FGM violates various human rights of women and girls under international, regional, and national laws, including the rights to equality, life, the security of the person, dignity, the highest attainable health, as well as freedom from discrimination and torture, cruel, inhuman or degrading treatment.
Internationally, the Convention on the Elimination of All Forms of Discrimination against Women (CEDAW) and the Convention on the Rights of the Child (CRC) contain legally binding obligations that relate to the elimination of harmful practices.
Regionally, the Maputo Protocol prohibits FGM in Article 5. Furthermore, the African Charter on the Rights and Welfare of the Child calls on all State Parties to take appropriate measures to protect children from harmful cultural practices in Article 21.
What is Equality Now doing?
FGM and child marriage are often interlinked. In some contexts, FGM is a rite of passage into womanhood and an immediate precursor to marriage. We continue to collaborate with partners across Africa who are working on ending child marriage while at the same time advocating for governments to set the minimum age of marriage at 18 years with no exceptions.
Since its establishment in 1992, Equality Now has been at the forefront advocating for laws that protect women and girls by criminalizing FGM and child marriage and supporting grassroots activists and women’s rights organizations working to eliminate these harmful practices within their communities.
Across East and West Africa, we are holding governments to account for their obligations to protect women and girls through engaging regional and international human rights mechanisms.
In 2017, a petition was filed in the High Court in Kenya by a Kenyan public health professional challenging the constitutionality of Sections 5, 19, 20, and 21 of the Prohibition of Female Genital Mutilation Act (2011). Equality Now, as the first interested party to the case, collaborated with the state actors and other CSOs and coordinated the legal strategy to defend the anti FGM Act. In March 2021, the High Court of Kenya upheld and validated the constitutionality of the Act.
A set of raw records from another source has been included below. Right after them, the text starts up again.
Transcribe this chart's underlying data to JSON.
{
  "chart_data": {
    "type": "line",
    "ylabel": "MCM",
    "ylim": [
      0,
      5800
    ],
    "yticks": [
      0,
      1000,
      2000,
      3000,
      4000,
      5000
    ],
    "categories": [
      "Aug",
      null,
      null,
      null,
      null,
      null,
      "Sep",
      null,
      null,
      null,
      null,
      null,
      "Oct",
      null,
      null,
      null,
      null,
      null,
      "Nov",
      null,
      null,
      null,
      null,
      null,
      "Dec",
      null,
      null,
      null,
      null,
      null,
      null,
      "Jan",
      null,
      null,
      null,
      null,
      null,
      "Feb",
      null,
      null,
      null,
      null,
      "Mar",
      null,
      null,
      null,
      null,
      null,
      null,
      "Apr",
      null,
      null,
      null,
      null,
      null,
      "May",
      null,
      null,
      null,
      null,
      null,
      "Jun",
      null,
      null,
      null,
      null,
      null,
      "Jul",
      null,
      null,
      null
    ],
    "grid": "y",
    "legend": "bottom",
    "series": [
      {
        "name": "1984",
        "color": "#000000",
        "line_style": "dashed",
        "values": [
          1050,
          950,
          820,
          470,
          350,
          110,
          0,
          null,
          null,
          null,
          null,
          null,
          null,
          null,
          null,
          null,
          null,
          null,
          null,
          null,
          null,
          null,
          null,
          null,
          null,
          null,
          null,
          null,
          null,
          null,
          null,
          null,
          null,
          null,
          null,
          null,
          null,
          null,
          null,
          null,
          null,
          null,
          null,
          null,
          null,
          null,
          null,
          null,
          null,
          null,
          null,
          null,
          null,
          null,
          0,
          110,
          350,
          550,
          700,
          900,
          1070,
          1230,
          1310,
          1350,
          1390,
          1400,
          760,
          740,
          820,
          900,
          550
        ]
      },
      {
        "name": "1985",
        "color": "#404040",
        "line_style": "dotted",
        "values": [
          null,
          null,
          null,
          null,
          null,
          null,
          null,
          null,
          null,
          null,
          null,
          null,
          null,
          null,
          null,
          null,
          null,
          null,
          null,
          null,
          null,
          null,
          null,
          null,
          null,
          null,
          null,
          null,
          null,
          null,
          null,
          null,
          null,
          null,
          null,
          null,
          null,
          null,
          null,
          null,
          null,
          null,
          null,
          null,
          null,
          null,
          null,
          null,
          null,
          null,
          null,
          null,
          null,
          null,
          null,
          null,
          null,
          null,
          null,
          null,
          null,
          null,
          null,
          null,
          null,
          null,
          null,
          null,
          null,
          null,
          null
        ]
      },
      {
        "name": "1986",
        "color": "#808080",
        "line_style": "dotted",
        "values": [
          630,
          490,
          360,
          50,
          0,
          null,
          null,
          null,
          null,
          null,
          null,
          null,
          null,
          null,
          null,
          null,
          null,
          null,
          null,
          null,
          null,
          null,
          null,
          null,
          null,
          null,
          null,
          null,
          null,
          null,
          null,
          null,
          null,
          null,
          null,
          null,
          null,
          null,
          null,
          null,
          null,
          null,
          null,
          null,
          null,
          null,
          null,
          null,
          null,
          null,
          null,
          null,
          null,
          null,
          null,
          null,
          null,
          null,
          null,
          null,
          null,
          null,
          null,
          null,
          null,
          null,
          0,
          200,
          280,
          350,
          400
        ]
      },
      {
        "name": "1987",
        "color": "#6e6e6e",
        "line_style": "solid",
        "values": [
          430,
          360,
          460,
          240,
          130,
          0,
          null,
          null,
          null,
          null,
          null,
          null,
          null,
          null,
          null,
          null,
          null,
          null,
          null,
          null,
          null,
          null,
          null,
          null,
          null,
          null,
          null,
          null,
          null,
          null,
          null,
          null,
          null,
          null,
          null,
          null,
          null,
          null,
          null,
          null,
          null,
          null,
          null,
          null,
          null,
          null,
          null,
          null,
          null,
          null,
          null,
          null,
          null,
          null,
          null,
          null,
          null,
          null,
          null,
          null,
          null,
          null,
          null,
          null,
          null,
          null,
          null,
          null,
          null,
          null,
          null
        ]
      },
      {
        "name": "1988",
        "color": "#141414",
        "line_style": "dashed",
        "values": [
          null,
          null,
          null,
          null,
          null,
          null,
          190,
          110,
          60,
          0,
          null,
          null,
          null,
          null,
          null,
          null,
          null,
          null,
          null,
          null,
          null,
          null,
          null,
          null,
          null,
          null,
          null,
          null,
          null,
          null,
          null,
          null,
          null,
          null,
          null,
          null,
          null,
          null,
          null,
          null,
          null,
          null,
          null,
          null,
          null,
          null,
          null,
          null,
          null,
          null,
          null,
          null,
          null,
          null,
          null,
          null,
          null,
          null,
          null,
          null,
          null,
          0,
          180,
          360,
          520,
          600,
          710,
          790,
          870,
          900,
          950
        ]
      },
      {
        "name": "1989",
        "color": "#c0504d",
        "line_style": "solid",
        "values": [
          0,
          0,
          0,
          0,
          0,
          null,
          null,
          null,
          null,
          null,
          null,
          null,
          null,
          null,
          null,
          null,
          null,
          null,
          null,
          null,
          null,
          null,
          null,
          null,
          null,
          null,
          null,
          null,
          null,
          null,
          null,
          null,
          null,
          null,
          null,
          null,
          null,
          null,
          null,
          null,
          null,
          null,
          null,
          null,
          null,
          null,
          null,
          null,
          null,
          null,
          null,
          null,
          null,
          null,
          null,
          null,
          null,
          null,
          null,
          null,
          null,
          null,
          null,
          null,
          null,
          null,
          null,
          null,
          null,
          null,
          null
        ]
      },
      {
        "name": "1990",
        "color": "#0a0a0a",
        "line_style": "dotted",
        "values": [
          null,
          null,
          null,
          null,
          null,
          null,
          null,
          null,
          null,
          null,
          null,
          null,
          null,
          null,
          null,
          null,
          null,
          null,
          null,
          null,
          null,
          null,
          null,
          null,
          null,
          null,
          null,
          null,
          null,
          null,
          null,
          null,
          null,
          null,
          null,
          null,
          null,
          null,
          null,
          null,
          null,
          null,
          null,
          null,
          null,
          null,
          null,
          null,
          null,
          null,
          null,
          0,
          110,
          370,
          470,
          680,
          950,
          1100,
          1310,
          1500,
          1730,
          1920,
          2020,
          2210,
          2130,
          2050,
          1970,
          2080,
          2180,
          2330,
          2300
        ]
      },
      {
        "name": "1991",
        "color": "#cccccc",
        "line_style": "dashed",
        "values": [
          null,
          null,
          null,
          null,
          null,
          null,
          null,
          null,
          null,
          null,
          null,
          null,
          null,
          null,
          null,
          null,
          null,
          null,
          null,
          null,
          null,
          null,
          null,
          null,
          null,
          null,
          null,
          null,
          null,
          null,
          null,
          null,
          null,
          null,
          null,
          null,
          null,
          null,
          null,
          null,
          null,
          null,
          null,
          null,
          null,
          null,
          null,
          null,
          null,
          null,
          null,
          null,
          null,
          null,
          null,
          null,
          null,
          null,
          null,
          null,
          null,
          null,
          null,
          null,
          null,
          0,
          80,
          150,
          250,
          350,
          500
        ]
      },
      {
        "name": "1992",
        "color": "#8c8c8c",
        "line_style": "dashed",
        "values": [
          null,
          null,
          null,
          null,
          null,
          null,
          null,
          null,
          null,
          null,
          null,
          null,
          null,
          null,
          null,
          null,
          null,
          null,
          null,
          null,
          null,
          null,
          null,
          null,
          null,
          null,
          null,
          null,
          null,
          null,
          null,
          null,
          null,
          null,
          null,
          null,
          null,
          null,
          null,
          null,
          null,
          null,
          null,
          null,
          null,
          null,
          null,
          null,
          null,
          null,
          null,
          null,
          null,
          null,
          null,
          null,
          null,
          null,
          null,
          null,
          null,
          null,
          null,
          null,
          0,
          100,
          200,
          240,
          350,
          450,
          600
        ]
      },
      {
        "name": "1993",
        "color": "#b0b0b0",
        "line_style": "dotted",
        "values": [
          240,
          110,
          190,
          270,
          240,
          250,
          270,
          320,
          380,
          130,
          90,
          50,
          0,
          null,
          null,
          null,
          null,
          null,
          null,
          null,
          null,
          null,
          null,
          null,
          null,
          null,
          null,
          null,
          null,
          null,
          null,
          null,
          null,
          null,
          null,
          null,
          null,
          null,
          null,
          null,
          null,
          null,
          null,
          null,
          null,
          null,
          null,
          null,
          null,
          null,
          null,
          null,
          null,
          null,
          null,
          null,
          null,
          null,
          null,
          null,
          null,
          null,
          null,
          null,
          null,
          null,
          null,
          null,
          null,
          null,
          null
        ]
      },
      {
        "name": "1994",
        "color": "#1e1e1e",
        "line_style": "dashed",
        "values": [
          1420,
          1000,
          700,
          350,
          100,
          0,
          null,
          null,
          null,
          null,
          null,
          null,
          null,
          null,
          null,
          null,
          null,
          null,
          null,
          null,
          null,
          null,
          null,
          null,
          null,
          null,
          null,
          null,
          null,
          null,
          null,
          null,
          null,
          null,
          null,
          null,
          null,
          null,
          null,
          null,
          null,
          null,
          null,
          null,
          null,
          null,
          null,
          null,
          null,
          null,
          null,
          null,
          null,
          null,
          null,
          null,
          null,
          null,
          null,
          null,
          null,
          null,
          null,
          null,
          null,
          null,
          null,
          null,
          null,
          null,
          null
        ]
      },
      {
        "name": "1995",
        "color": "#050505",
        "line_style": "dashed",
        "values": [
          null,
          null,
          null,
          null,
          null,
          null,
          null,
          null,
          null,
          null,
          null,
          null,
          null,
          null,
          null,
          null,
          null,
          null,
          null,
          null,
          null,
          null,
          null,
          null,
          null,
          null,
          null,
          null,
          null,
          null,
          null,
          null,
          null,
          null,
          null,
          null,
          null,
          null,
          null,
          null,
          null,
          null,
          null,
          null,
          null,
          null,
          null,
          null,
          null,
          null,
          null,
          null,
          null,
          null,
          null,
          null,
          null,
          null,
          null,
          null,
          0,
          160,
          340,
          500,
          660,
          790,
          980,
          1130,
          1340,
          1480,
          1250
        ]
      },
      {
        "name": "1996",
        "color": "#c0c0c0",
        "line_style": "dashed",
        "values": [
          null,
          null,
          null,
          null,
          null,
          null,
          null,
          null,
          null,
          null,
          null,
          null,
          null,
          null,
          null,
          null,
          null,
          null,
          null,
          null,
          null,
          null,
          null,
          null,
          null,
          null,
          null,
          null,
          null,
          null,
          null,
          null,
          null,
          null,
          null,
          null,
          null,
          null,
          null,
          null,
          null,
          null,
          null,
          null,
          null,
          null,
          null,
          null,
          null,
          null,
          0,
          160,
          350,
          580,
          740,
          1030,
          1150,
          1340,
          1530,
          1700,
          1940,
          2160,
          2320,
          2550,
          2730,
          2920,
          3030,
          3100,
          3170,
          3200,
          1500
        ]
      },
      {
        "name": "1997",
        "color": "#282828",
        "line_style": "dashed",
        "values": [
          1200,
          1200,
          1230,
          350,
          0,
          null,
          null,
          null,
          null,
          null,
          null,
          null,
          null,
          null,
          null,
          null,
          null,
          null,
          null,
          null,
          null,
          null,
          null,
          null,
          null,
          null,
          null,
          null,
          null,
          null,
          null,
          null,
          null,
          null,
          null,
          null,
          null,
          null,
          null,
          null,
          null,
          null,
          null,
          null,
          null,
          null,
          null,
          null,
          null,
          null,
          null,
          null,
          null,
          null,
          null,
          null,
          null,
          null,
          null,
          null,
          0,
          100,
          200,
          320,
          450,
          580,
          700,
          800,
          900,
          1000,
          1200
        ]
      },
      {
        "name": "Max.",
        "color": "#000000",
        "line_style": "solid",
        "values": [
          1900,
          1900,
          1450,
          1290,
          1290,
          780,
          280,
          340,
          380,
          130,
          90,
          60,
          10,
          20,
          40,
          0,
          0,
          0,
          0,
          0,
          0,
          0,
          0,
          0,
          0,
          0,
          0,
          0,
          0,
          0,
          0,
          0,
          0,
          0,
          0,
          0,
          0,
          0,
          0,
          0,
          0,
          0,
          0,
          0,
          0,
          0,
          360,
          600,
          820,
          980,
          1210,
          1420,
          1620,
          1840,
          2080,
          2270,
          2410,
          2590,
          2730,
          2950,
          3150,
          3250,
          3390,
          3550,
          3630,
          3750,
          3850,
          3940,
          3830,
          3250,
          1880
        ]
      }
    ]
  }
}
We also led the media advocacy of the litigation.
In April 2021, Equality Now together with Institute for Human Rights and Development in Africa (IHRDA), Association Malienne pour le Suivi et l’Orientation des Pratiques Traditionnelles and Association pour le Progrès et la Défense des Droits des Femmes, filed a case at the ECOWAS Court of Justice seeking to hold the Government of Mali to account on its failure to enact an anti-FGM law to protect Malian girls and women from this harmful practice.
What progress has been made?
The African Union launched the Saleema Initiative which is a continental initiative designed to galvanize political action to accelerate the elimination of harmful practices in the continent.